Director, National Institute of Diabetes and Digestive and Kidney Diseases
Dr. Griffin P. Rodgers was named Director of the National Institute of Diabetes and Digestive and Kidney Diseases (NIDDK) on April 1, 2007. He had served as NIDDK’s Acting Director since March 2006 and was the Institute’s Deputy Director from 2001-2009, including 2007-2009 in which he served in a dual role. Dr. Rodgers also has been chief of the Molecular and Clinical Hematology Branch since 1998; the branch is now administratively managed by NIH’s National Heart, Lung, and Blood Institute.
Dr. Rodgers received his undergraduate, graduate, and medical degrees from Brown University in Providence, R.I. He performed his residency and chief residency in internal medicine at Barnes Hospital and the Washington University School of Medicine in St. Louis. His fellowship training in hematology/oncology was in a joint program of the NIH with George Washington University and the Washington Veterans Administration Medical Center. In addition to his medical and research training, he earned a master's degree in business administration, with a focus on the business of medicine, from Johns Hopkins University in 2005.

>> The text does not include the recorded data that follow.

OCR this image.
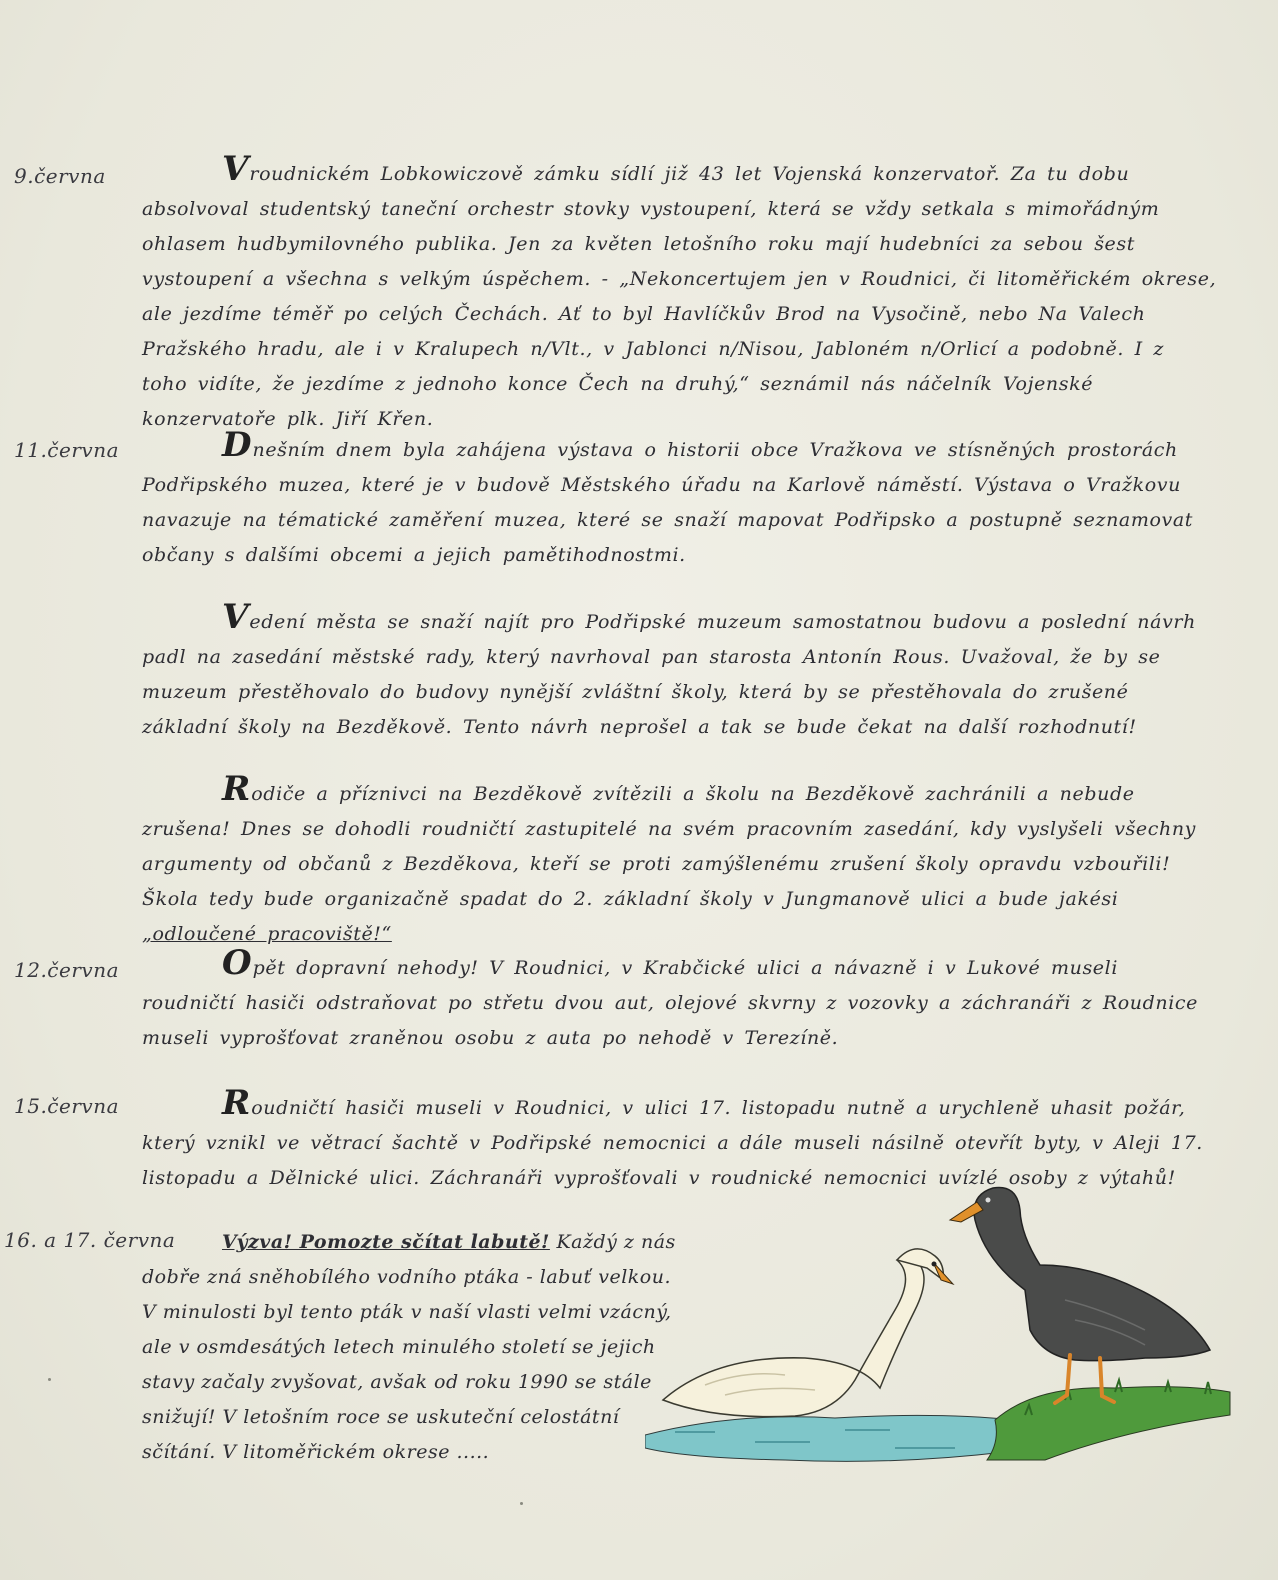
9.června	Vroudnickém Lobkowiczově zámku sídlí již 43 let Vojenská konzervatoř. Za tu dobu absolvoval studentský taneční orchestr stovky vystoupení, která se vždy setkala s mimořádným ohlasem hudbymilovného publika. Jen za květen letošního roku mají hudebníci za sebou šest vystoupení a všechna s velkým úspěchem. - „Nekoncertujem jen v Roudnici, či litoměřickém okrese, ale jezdíme téměř po celých Čechách. Ať to byl Havlíčkův Brod na Vysočině, nebo Na Valech Pražského hradu, ale i v Kralupech n/Vlt., v Jablonci n/Nisou, Jabloném n/Orlicí a podobně. I z toho vidíte, že jezdíme z jednoho konce Čech na druhý,“ seznámil nás náčelník Vojenské konzervatoře plk. Jiří Křen.

11.června	Dnešním dnem byla zahájena výstava o historii obce Vražkova ve stísněných prostorách Podřipského muzea, které je v budově Městského úřadu na Karlově náměstí. Výstava o Vražkovu navazuje na tématické zaměření muzea, které se snaží mapovat Podřipsko a postupně seznamovat občany s dalšími obcemi a jejich pamětihodnostmi.

Vedení města se snaží najít pro Podřipské muzeum samostatnou budovu a poslední návrh padl na zasedání městské rady, který navrhoval pan starosta Antonín Rous. Uvažoval, že by se muzeum přestěhovalo do budovy nynější zvláštní školy, která by se přestěhovala do zrušené základní školy na Bezděkově. Tento návrh neprošel a tak se bude čekat na další rozhodnutí!

Rodiče a příznivci na Bezděkově zvítězili a školu na Bezděkově zachránili a nebude zrušena! Dnes se dohodli roudničtí zastupitelé na svém pracovním zasedání, kdy vyslyšeli všechny argumenty od občanů z Bezděkova, kteří se proti zamýšlenému zrušení školy opravdu vzbouřili! Škola tedy bude organizačně spadat do 2. základní školy v Jungmanově ulici a bude jakési „odloučené pracoviště!“

12.června	Opět dopravní nehody! V Roudnici, v Krabčické ulici a návazně i v Lukové museli roudničtí hasiči odstraňovat po střetu dvou aut, olejové skvrny z vozovky a záchranáři z Roudnice museli vyprošťovat zraněnou osobu z auta po nehodě v Terezíně.

15.června	Roudničtí hasiči museli v Roudnici, v ulici 17. listopadu nutně a urychleně uhasit požár, který vznikl ve větrací šachtě v Podřipské nemocnici a dále museli násilně otevřít byty, v Aleji 17. listopadu a Dělnické ulici. Záchranáři vyprošťovali v roudnické nemocnici uvízlé osoby z výtahů!

16. a 17. června	Výzva! Pomozte sčítat labutě! Každý z nás dobře zná sněhobílého vodního ptáka - labuť velkou. V minulosti byl tento pták v naší vlasti velmi vzácný, ale v osmdesátých letech minulého století se jejich stavy začaly zvyšovat, avšak od roku 1990 se stále snižují! V letošním roce se uskuteční celostátní sčítání. V litoměřickém okrese .....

As a research investigator, Dr. Rodgers is widely recognized for his contributions to the development of the first effective—and now FDA approved—therapy for sickle cell anemia. He was a principal investigator in clinical trials to develop therapy for patients with sickle cell disease and also performed basic research that focused on understanding the molecular basis of how certain drugs induce gamma-globin gene expression. Recently, he and his collaborators have reported on a modified blood stem-cell transplant regimen that is highly effective in reversing sickle cell disease in adults and is associated with relatively low toxicity. He has been honored for his research with numerous awards, including the 1998 Richard and Hinda Rosenthal Foundation Award, the 2000 Arthur S. Flemming Award, the Legacy of Leadership Award in 2002, and a Mastership from the American College of Physicians in 2005.
Dr. Rodgers has been an invited professor at medical schools and hospitals in France, Italy, China, Japan, and Korea. He has been honored with many named lectureships at American medical centers and has published over 200 original research articles, reviews, and book chapters and has edited four books and monographs.

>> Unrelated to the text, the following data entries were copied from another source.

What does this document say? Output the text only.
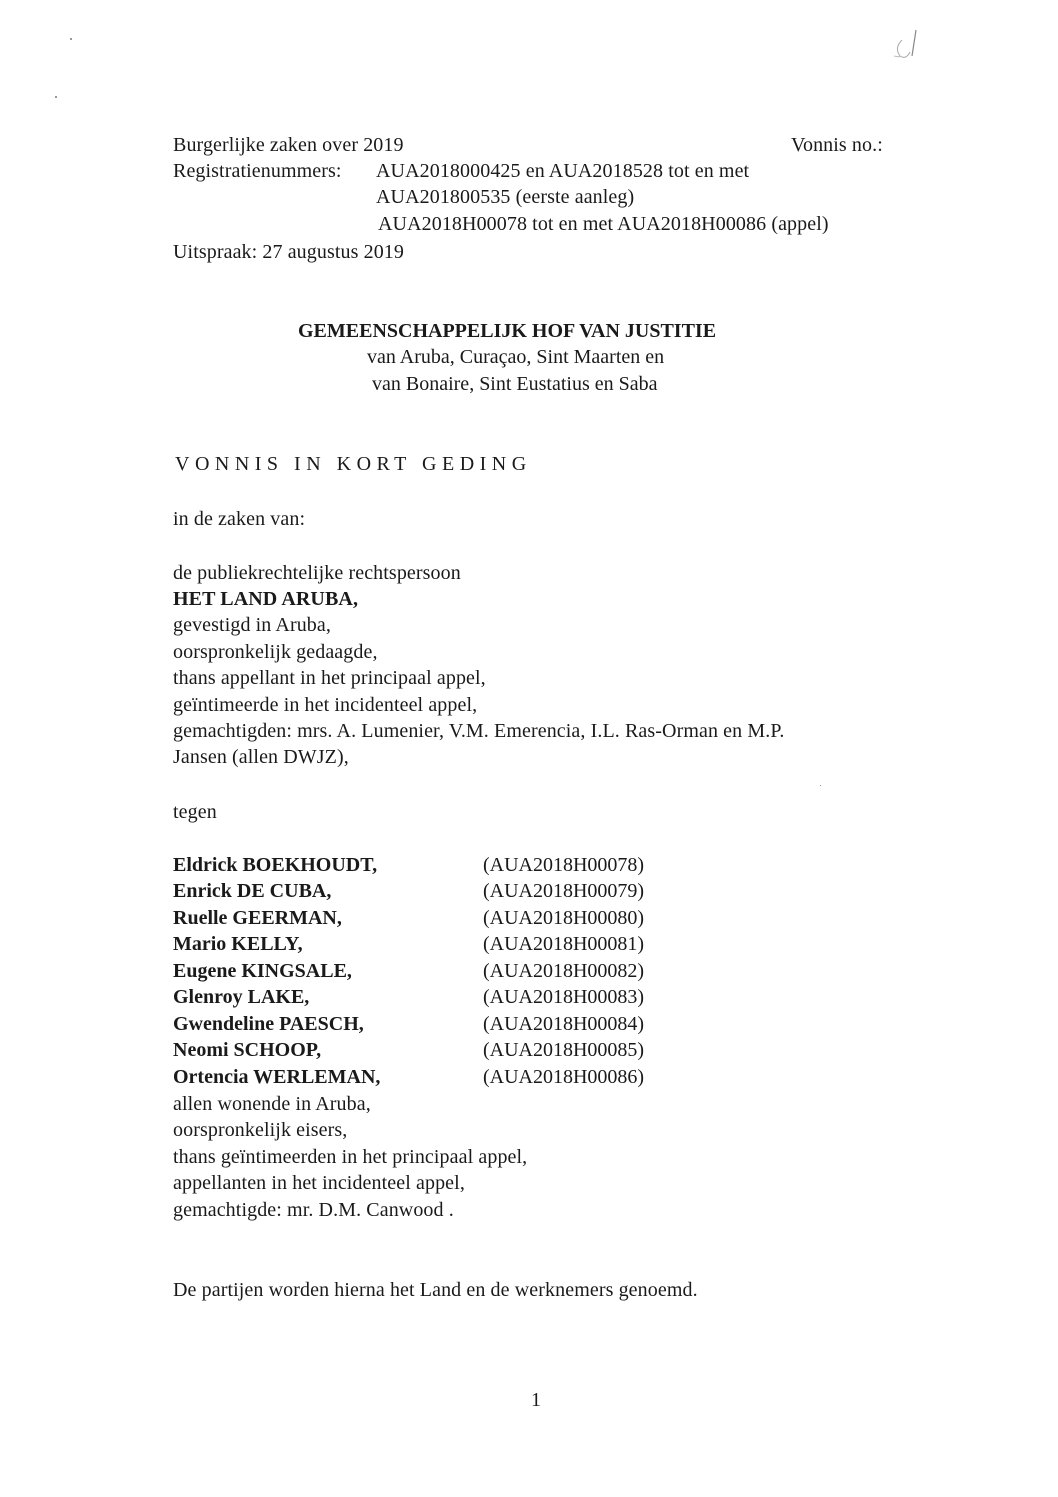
Burgerlijke zaken over 2019	Vonnis no.:
Registratienummers: AUA2018000425 en AUA2018528 tot en met
AUA201800535 (eerste aanleg)
AUA2018H00078 tot en met AUA2018H00086 (appel)
Uitspraak: 27 augustus 2019
GEMEENSCHAPPELIJK HOF VAN JUSTITIE
van Aruba, Curaçao, Sint Maarten en
van Bonaire, Sint Eustatius en Saba
VONNIS IN KORT GEDING
in de zaken van:
de publiekrechtelijke rechtspersoon
HET LAND ARUBA,
gevestigd in Aruba,
oorspronkelijk gedaagde,
thans appellant in het principaal appel,
geïntimeerde in het incidenteel appel,
gemachtigden: mrs. A. Lumenier, V.M. Emerencia, I.L. Ras-Orman en M.P.
Jansen (allen DWJZ),
tegen
Eldrick BOEKHOUDT,	(AUA2018H00078)
Enrick DE CUBA,	(AUA2018H00079)
Ruelle GEERMAN,	(AUA2018H00080)
Mario KELLY,	(AUA2018H00081)
Eugene KINGSALE,	(AUA2018H00082)
Glenroy LAKE,	(AUA2018H00083)
Gwendeline PAESCH,	(AUA2018H00084)
Neomi SCHOOP,	(AUA2018H00085)
Ortencia WERLEMAN,	(AUA2018H00086)
allen wonende in Aruba,
oorspronkelijk eisers,
thans geïntimeerden in het principaal appel,
appellanten in het incidenteel appel,
gemachtigde: mr. D.M. Canwood .
De partijen worden hierna het Land en de werknemers genoemd.
1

Dr. Rodgers served as Governor to the American College of Physicians for the Department of Health and Human Services from 1994 to 1997. He is a member of the American Society of Hematology, the American Society of Clinical Investigation, the Association of American Physicians, and the Institute of Medicine of the National Academy of Sciences, among others. He served as chair of the Hematology Subspecialty Board and a member of the American Board of Internal Medicine Board of Directors. He is board certified in Internal Medicine, in Emergency Medicine, and in Hematology.